Brian Brenner grew up in the 1970s and 1980s listening to rock ‘n’ roll and old-school punk rock and hanging out with the “misfits” of his day. He said mainstream culture saw him and his friends as a “different breed of scumbag,” viewing them in only a slightly better light than bikers and criminals. And at the time, bikers and criminals were notorious for their tattoos. So it was not long before Brenner decided that getting tattooed fit who he was, given how society viewed him.


He got his first tattoo when he was 19, a tribal design on his right leg. Brenner has had a love for art all his life, but he did not immediately think of getting into the tattoo business until the owner of the shop he went to suggested the idea.

“I knew I didn't want to work a factory job or a grunt labor job for the rest of my life, and I loved art,” Brenner said. “I just never imagined doing it on people's skin until I'd received my second tattoo, and it was then I knew it was for me.”

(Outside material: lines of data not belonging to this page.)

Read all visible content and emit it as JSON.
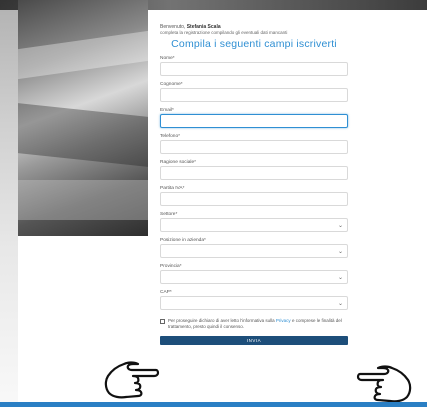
{
  "header": {
    "greeting_prefix": "Benvenuto,",
    "user_name": "Stefania Scala",
    "subtitle": "completa la registrazione compilando gli eventuali dati mancanti",
    "title": "Compila i seguenti campi iscriverti"
  },
  "fields": [
    {
      "label": "Nome*",
      "value": ""
    },
    {
      "label": "Cognome*",
      "value": ""
    },
    {
      "label": "Email*",
      "value": ""
    },
    {
      "label": "Telefono*",
      "value": ""
    },
    {
      "label": "Ragione sociale*",
      "value": ""
    },
    {
      "label": "Partita IVA*",
      "value": ""
    },
    {
      "label": "Settore*",
      "value": ""
    },
    {
      "label": "Posizione in azienda*",
      "value": ""
    },
    {
      "label": "Provincia*",
      "value": ""
    },
    {
      "label": "CAP*",
      "value": ""
    }
  ],
  "consent": {
    "text_before": "Per proseguire dichiaro di aver letto l'informativa sulla ",
    "link": "Privacy",
    "text_after": " e comprese le finalità del trattamento, presto quindi il consenso."
  },
  "submit": {
    "label": "INVIA"
  },
  "colors": {
    "accent": "#2f8fd3",
    "button": "#1d4e7a",
    "bottom_bar": "#2a7fc4"
  },
  "icons": {
    "select_chevron": "chevron-down-icon",
    "pointing_hand": "pointing-hand-icon"
  }
}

Brenner began tattooing as a side job with a kit he had ordered from an old tattoo magazine when he was 21 or 22. He started doing tattoos at his kitchen table, with his first being a little rose on an ex-girlfriend. Eventually, Brenner was not satisfied with the money he was making airbrushing T-shirts in Myrtle Beach, S.C., so he decided to make tattooing his career and joined the crew New Breed Tattoo. But in the past two decades, Brenner has established himself as one of the top tattoo artists in the Dayton area with his own shop, Truth & Triumph Tattoo.

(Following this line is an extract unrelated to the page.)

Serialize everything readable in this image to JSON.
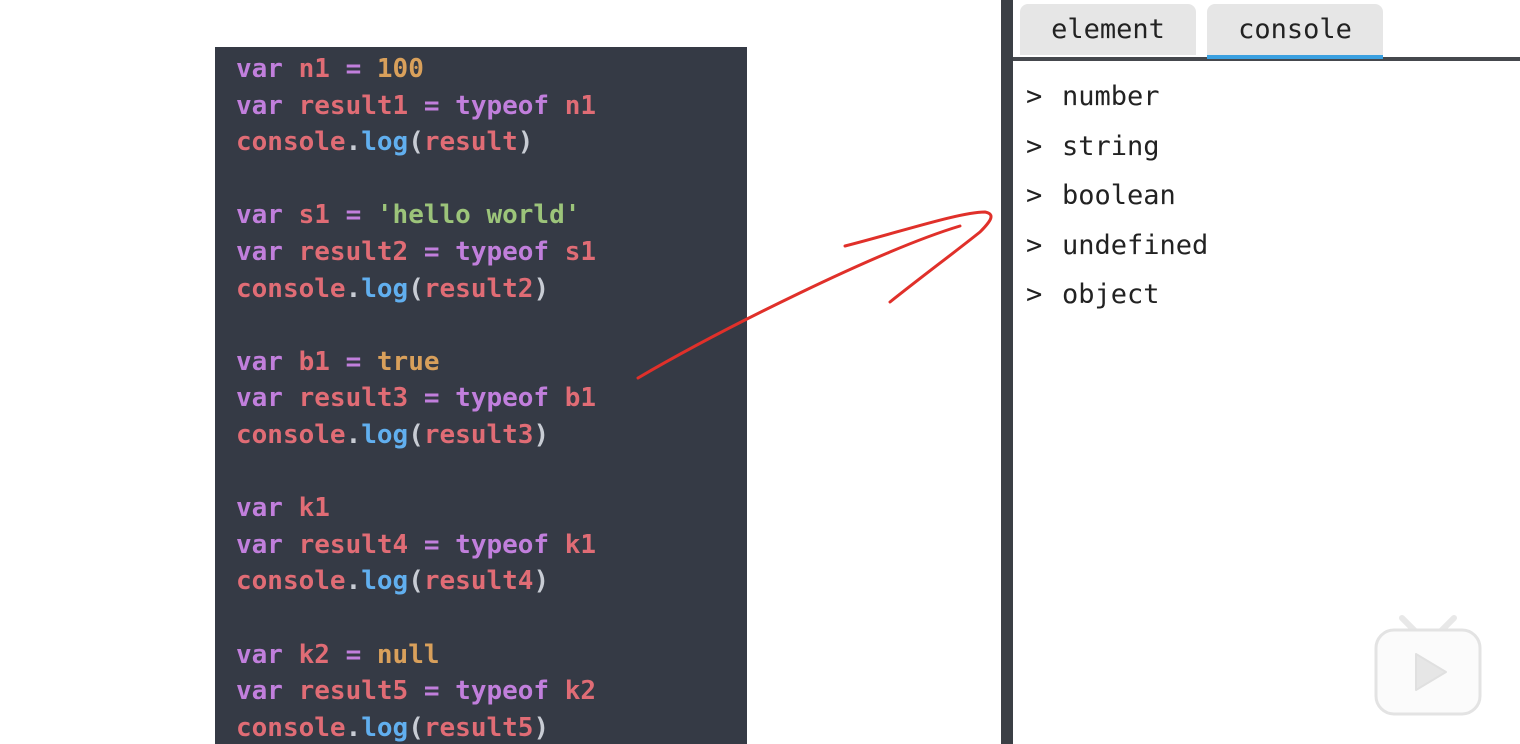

“I always remained loyal and worked at the shop that brought me into the business until I had a different vision for opening my own studio four or five years into tattooing,” he said. “That is what you know as Truth & Triumph today.”

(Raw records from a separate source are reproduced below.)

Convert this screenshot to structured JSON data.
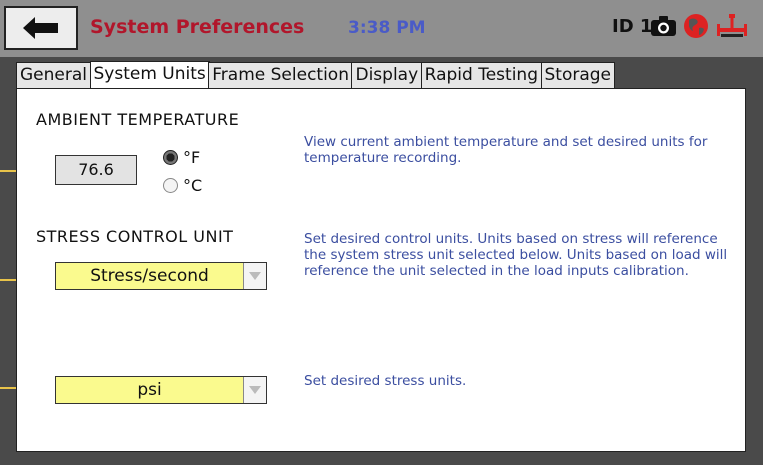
{
  "header": {
    "title": "System Preferences",
    "time": "3:38 PM",
    "device_id": "ID 1",
    "icons": [
      "back-arrow-icon",
      "camera-icon",
      "globe-icon",
      "hydrant-icon"
    ],
    "colors": {
      "title": "#b1162b",
      "time": "#4a5bc7",
      "bar": "#8f8f8f"
    }
  },
  "tabs": [
    {
      "label": "General",
      "active": false
    },
    {
      "label": "System Units",
      "active": true
    },
    {
      "label": "Frame Selection",
      "active": false
    },
    {
      "label": "Display",
      "active": false
    },
    {
      "label": "Rapid Testing",
      "active": false
    },
    {
      "label": "Storage",
      "active": false
    }
  ],
  "ambient": {
    "label": "AMBIENT TEMPERATURE",
    "value": "76.6",
    "unit_f": "°F",
    "unit_c": "°C",
    "selected_unit": "°F",
    "description": "View current ambient temperature and set desired units for temperature recording."
  },
  "stress_control": {
    "label": "STRESS CONTROL UNIT",
    "selected": "Stress/second",
    "description": "Set desired control units. Units based on stress will reference the system stress unit selected below. Units based on load will reference the unit selected in the load inputs calibration."
  },
  "stress_units": {
    "selected": "psi",
    "description": "Set desired stress units."
  }
}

Truth & Triumph Tattoo at 3250 Kettering Blvd. in Dayton, Ohio, where Brian Brenner and John Lloyd tattoo clients.



Since opening the shop, he has traveled the globe, showcasing his skills at conventions and having his work featured in prominent tattoo magazines. Brenner said that though in high school his peers saw him as the “class clown” and “least likely to succeed,” he now has exceeded everyone’s expectations by owning three successful tattoo shops.

In these three locations, he and his staff have done thousands of tattoos, some representing only a desire to check one item off a bucket list and others holding truly significant meanings to the wearers.


1 comment:

  1. Great read! I'm looking forward to reading the rest. You put a lot of hard work into this.